There is a very general statement that can be made (in my notation, over-dots denote derivatives of subsets):
Proposition. Let $(X, \mathscr{T})$ be a $T_1$-space. Then for any $M \subseteq X$ one has the relation $\ddot{M} \subseteq \dot{M}$.
Proof: Consider $x \in \ddot{M}$ and let $U \in \mathscr{T}$ be an arbitrary open neighbourhood of $x$ (so that $x \in U$); by definition, we must have that the following intersection is nonempty
$$(U \setminus \{x\}) \cap \dot{M} \neq \varnothing$$
so then there exists $y \in (U \setminus \{x\}) \cap \dot{M}$; we have thus that $y$ is an accumulation point for $M$. As our space is $T_1$, the singleton $\{x\}$ is closed and therefore the set-theoretic difference $V=U \setminus \{x\}$ is open (as the difference between an open subset and a closed one); hence, $V$ is an open neighbourhood of $y$ and again by definition of accumulation points we must have that
$$(V \setminus \{y\}) \cap M \neq \varnothing$$
which entails
$$(U \setminus \{x\}) \cap M \neq \varnothing$$
From the arbitrariness of $U$ we conclude that $x$ is an accumulation point for $M$ as well, and thus that $\ddot{M} \subseteq \dot{M}$. $\Box$
From this one immediately obtains the following:
Corollary: in a $T_1$ space any derivative is a closed subset.

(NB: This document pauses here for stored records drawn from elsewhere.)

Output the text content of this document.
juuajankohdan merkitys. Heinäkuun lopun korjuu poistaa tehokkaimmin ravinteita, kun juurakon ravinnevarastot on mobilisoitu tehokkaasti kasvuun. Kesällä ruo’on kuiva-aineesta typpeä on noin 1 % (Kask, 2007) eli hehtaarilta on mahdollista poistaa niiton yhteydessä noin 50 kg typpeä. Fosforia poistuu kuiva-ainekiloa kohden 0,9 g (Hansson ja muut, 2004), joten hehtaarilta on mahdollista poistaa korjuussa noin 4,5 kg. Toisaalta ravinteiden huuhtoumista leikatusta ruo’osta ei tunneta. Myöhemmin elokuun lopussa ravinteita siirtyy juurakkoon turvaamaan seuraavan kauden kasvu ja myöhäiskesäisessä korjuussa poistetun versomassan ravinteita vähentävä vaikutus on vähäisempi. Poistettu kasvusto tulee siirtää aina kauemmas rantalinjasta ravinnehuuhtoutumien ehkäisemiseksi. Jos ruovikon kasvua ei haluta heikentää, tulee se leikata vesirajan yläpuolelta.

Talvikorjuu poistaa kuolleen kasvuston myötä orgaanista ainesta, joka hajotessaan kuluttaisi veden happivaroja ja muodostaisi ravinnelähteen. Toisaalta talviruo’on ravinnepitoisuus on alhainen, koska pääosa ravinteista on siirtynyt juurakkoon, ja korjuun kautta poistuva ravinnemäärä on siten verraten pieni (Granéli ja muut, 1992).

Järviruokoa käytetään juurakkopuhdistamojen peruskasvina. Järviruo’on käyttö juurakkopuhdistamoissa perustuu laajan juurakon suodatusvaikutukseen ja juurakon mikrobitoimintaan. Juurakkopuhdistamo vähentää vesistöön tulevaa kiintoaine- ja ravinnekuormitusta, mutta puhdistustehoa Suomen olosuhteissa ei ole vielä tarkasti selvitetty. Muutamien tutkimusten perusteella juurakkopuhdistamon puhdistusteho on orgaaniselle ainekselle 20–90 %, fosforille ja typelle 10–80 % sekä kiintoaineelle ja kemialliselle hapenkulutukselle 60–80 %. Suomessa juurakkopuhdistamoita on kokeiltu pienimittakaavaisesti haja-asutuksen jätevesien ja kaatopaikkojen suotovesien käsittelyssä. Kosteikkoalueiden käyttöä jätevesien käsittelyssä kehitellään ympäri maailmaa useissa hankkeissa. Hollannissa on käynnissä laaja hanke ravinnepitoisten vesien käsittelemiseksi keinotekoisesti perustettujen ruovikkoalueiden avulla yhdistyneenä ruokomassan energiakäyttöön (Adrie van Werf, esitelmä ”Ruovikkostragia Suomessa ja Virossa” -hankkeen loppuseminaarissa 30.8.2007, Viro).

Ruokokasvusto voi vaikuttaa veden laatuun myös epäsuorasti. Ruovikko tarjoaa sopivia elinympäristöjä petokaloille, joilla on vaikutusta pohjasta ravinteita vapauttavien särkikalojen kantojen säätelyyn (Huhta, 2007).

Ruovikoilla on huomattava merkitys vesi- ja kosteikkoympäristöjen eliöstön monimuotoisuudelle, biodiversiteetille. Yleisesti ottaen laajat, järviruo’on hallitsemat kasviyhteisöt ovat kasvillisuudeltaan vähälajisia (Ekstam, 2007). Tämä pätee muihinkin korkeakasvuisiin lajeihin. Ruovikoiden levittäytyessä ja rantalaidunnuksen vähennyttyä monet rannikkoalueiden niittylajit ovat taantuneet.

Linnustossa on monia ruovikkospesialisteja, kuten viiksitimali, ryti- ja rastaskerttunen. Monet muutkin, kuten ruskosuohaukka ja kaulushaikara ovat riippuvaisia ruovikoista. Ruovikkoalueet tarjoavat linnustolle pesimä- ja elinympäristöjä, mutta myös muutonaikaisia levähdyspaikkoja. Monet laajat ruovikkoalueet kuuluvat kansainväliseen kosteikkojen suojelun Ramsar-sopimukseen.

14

Proof: keeping the notations from the previous paragraph, let us recall that $\overline{T}=T \cup \dot{T}$ for any subset $T \subseteq X$. In particular, we will have $\overline{\dot{M}}=\dot{M} \cup \ddot{M}=\dot{M}$, by virtue of the proposition above, which tells us that the derivative of $M$ is indeed closed. $\Box$
Metric spaces are Hausdorff spaces, which is a stronger separation property than $T_1$ so the above applies to them in particular.
As an additional remark, it can be shown that
Proposition: Let $(X, \mathscr{T})$ be an arbitrary topological space and $F \subseteq X$ a closed subset. Then the derivative $\dot{F}$ is also closed (in other words, derivatives of closed subsets remain closed, without any hypothesis on the ambient space).